The State of California is giving $9 million to San Bernardino Associated Governments, aka SANBAG, to buy 27 electric trucks to replace diesel-powered, heavy-duty tractors used in rail yards and large-scale freight distribution centers. During the two-year duration of what’s called a demonstration project, the electric trucks should provide overall reductions in emissions of 3,500 tons of carbon dioxide, 3,250 pounds of nitrogen oxide and 170 pounds of diesel soot (PM10).
There are also social aspects to the deal since the poorer communities – in this case within the cities of San Bernardino, Commerce and Fontana – are as critics increasingly point out the disproportionate recipients of industrial health abuses. Unfortunately, in the job poor, middle-classed threatened economy, the supplier of the EVs is BYD – a Chinese company, one that is the world’s largest makers of EVs.
The stated policy goal is to develop zero-emission vehicles that could/would replace existing diesel trucks – thereby accelerating the commercialization of heavy-duty advanced, zero-emission technologies in California. California, by far the largest vehicle market in the U.S., has been at the forefront of battling pollution, and its policies are – eventually – adopted by other states.
The funds come from the California Climate Investments (CCI) program, which is trying to reduce greenhouse gases while also reducing petroleum usage and improving air quality in residential communities.
“Cleaner trucks mean cleaner air for all Californians, but especially for those who live in neighborhoods next to these freight transfer facilities,” said California Air Resources Board (CARB) Chair Mary D. Nichols
The two types of trucks funded by the grant are common at major freight locations in the U.S. CARB says that this model for truck electrification could be used at any facility. The project will use 23 battery-electric 80,000-pound (GVWR) Class 8 yard trucks – yard goats – that are used to move heavy freight containers short distances within freight yards, warehouses, distribution centers and port terminals. The project – it is hoped – will also demonstrate that four 16,100-pound (GVWR) Class 5 medium-duty service trucks could be practical as well.
BNSF Railway will operate the trucks at two of its intermodal rail yards in the cities of San Bernardino and Commerce. Daylight Transport will also operate the trucks at its new truck freight transfer facility in Fontana.
The grant is part of a larger statewide investment in low-carbon transportation projects that are needed to meet California’s – admittedly ambitious – goals to reduce greenhouse gas emissions, improve air quality and reduce petroleum dependency by accelerating the development and placement of advanced vehicle technologies.

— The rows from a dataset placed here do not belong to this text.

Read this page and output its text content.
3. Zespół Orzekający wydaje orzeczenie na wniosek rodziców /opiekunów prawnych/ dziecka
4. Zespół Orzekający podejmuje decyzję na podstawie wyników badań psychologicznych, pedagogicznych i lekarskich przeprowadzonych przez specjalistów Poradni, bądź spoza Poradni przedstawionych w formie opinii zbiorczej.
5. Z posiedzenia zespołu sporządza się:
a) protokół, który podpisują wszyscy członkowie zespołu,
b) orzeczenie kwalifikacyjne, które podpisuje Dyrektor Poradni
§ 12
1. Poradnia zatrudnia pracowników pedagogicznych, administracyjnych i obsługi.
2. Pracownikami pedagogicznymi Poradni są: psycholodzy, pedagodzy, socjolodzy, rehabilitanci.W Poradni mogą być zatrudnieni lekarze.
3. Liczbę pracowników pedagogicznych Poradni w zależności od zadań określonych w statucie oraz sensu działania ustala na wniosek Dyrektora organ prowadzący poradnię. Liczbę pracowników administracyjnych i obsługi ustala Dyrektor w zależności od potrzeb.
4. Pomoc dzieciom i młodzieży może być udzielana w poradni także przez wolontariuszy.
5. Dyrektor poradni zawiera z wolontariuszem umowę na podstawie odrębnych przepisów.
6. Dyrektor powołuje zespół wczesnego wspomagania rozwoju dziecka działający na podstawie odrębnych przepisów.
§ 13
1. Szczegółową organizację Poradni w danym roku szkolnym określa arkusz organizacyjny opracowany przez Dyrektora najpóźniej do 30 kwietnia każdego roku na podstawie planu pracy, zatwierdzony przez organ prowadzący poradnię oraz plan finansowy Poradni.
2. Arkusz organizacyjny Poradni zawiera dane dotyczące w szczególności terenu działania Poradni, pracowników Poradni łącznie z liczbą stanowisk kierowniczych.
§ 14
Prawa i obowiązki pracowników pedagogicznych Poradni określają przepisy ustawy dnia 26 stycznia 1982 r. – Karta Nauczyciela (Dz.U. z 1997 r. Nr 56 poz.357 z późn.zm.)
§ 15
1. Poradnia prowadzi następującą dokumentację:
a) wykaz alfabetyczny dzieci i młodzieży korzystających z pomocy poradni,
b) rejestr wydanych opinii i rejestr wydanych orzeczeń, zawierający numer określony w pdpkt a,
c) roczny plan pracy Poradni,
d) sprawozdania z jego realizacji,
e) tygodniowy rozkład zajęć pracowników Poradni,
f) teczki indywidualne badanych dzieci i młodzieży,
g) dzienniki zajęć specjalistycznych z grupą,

The project also supports the Governor’s Executive Order (B-32-15) to “upgrade freight vehicles and infrastructure” utilizing “technologies, energy sources, and fuels that enable greater transportation efficiency while reducing community and environmental impacts.” The draft California Sustainable Freight Action Plan, required under the Executive Order, was made public last month.
The fully electric trucks will be designed and manufactured by the Chinese company BYD in Lancaster, California.
“BYD is proud to collaborate on this project and showcase our best-in-market electric battery technology,” said Stella Li, president of BYD Motors. “By deploying these trucks in 24/7 operations, this project will prove that truck electrification can be adopted at any major freight location and scaled for any facility and business need in the U.S.”